If I’d been asked to describe the progression of grief a few years ago, I would have assumed it’d work through a nice orderly timeline.  It would start at the loss and work through different emotions (anger, sadness, frustration, etc.) in some sort of logical order.  Each emotion would be a level and once worked through, you’d move on to the next stage in the process.

I have since concluded that grief doesn’t follow a systematic timeline.  Instead, it often reminds me of a rollercoaster—up and down, to and fro, and all without any warning.  You hang on so tight your fingers hurt, scream your head off, and try not to get sick on the unlucky person who’s seated in front of you.  You can go from being at acceptance, to anger, and then right back to just feeling depressed, and you would’ve felt like you’d worked through each of those already.

Just One Wild Ride

Grief isn’t a cycle – once you’ve worked through something you’re on to the next phase – because the feelings and struggles are always there, but it’s impossible for anyone to try and deal with them all at the same time, so it comes it shifts.  The process of working through grief doesn’t inch along, slowly but surely, going in the right direction.  It takes quantum leaps that seem to lead anywhere but forward, but eventually, someday, comes to an end.

Some days, I wake up feeling as if the world is almost as it should be, but the reality of what I’m dealing with can hit again and leave me feeling dazed.  It makes me hesitate when answering “How are you?” because I don’t want to drag everyone I know along on my rollercoaster.  If I cry when talking, they assume life must be “bad,” but if I’m able to smile while reporting the details of life to them, then life must be “good.”  But the struggles are always the same; they’re always there.  I think this is something people have a hard time grasping.

Out of the Box

Often, it seems as if people are only able to place me in one of their mental boxes.  If I’m in the “Poor Kelsey” box, they’ll ask sympathetic questions and make sad eyes to such a sickening degree I’d like to sign them up for acting lessons — if they’re going to act, at least they could try looking sincere.  When placed in this box, people seem to forget I’m even capable of talking about anything lighter than grief, death and the like, or would even want to do something simply for enjoyment.
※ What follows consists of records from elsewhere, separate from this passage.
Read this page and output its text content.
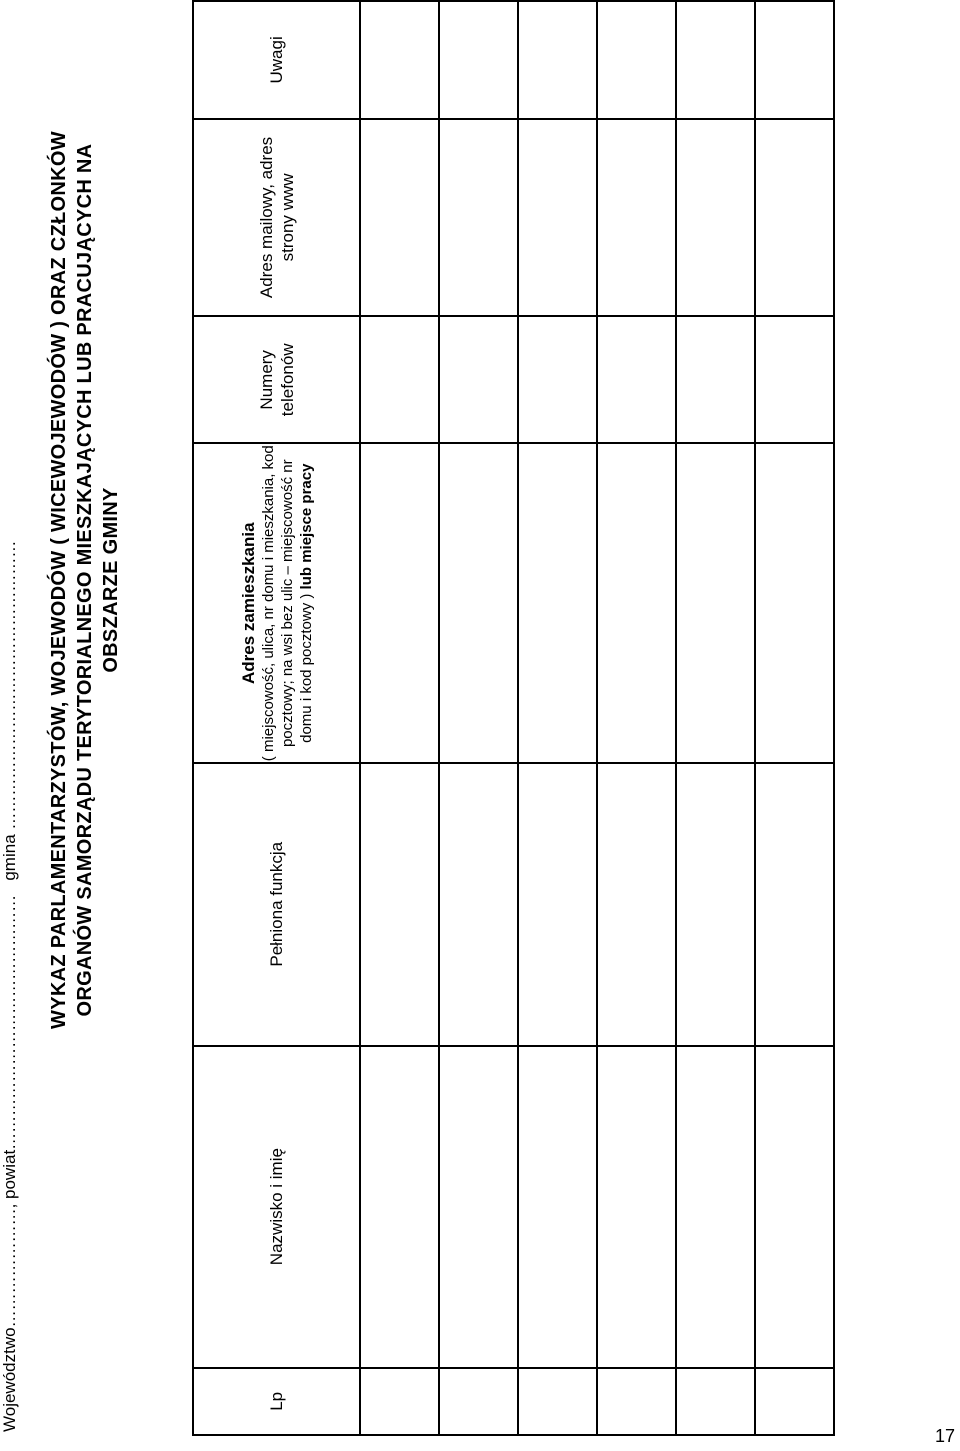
Województwo…………………, powiat………………………………………   gmina …………………………………………… WYKAZ PARLAMENTARZYSTÓW, WOJEWODÓW ( WICEWOJEWODÓW ) ORAZ CZŁONKÓW ORGANÓW SAMORZĄDU TERYTORIALNEGO MIESZKAJĄCYCH LUB PRACUJĄCYCH NA OBSZARZE GMINY
Lp	Nazwisko i imię	Pełniona funkcja	Adres zamieszkania ( miejscowość, ulica, nr domu i mieszkania, kod pocztowy; na wsi bez ulic – miejscowość nr domu i kod pocztowy ) lub miejsce pracy	Numery telefonów	Adres mailowy, adres strony www	Uwagi

17
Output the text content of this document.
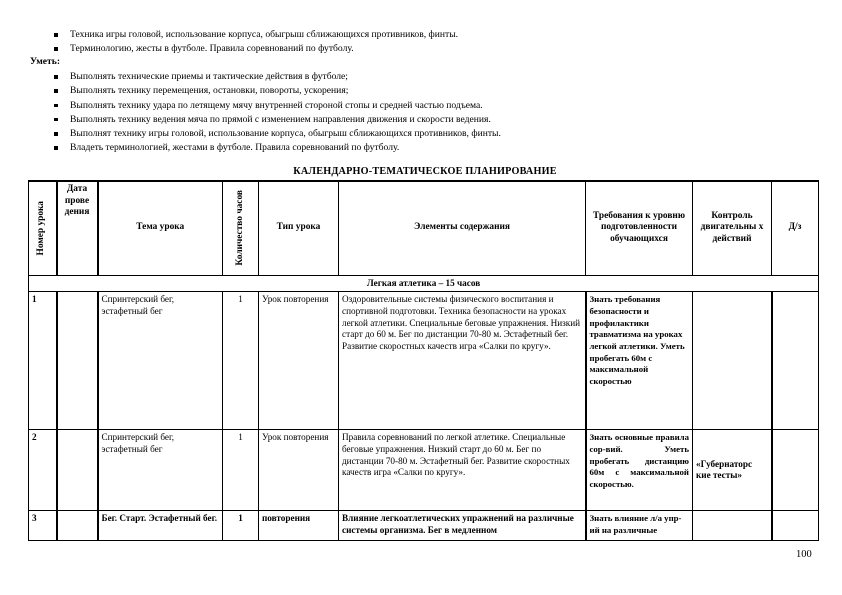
Техника игры головой, использование корпуса, обыгрыш сближающихся противников, финты.
Терминологию, жесты в футболе. Правила соревнований по футболу.
Уметь:
Выполнять технические приемы и тактические действия в футболе;
Выполнять технику перемещения, остановки, повороты, ускорения;
Выполнять технику удара по летящему мячу внутренней стороной стопы и средней частью подъема.
Выполнять технику ведения мяча по прямой с изменением направления движения и скорости ведения.
Выполнят технику игры головой, использование корпуса, обыгрыш сближающихся противников, финты.
Владеть терминологией, жестами в футболе. Правила соревнований по футболу.
КАЛЕНДАРНО-ТЕМАТИЧЕСКОЕ ПЛАНИРОВАНИЕ
Номер урока	Дата прове дения	Тема урока	Количество часов	Тип урока	Элементы содержания	Требования к уровню подготовленности обучающихся	Контроль двигательны х действий	Д/з
Легкая атлетика – 15 часов								
1		Спринтерский бег, эстафетный бег	1	Урок повторения	Оздоровительные системы физического воспитания и спортивной подготовки. Техника безопасности на уроках легкой атлетики. Специальные беговые упражнения. Низкий старт до 60 м. Бег по дистанции 70-80 м. Эстафетный бег. Развитие скоростных качеств игра «Салки по кругу».	Знать требования безопасности и профилактики травматизма на уроках легкой атлетики. Уметь пробегать 60м с максимальной скоростью		
2		Спринтерский бег, эстафетный бег	1	Урок повторения	Правила соревнований по легкой атлетике. Специальные беговые упражнения. Низкий старт до 60 м. Бег по дистанции 70-80 м. Эстафетный бег. Развитие скоростных качеств игра «Салки по кругу».	Знать основные правила сор-вий. Уметь пробегать дистанцию 60м с максимальной скоростью.	«Губернаторс кие тесты»	

3		Бег. Старт. Эстафетный бег.	1	повторения	Влияние легкоатлетических упражнений на различные системы организма. Бег в медленном	Знать влияние л/а упр-ий на различные		

100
On the other hand, if I’m stuck in the “Life is Fine” box ,when I mention something about my dad’s health and how life is going, they’ll look surprised for a moment and comment, “Oh, that’s right… how is your dad anyways?”  They’d forgotten anything was even happening.

I hate being in either box, because both are such horribly inaccurate representations of my life.  Some of it might simply be that they can’t understand what the process of working through grief looks like; they still think it follows a timeline, so they don’t understand why I don’t feel “better” yet, or why I haven’t moved on to the next “stage.”  The trouble is, there aren’t stages in that sense; just one wild ride.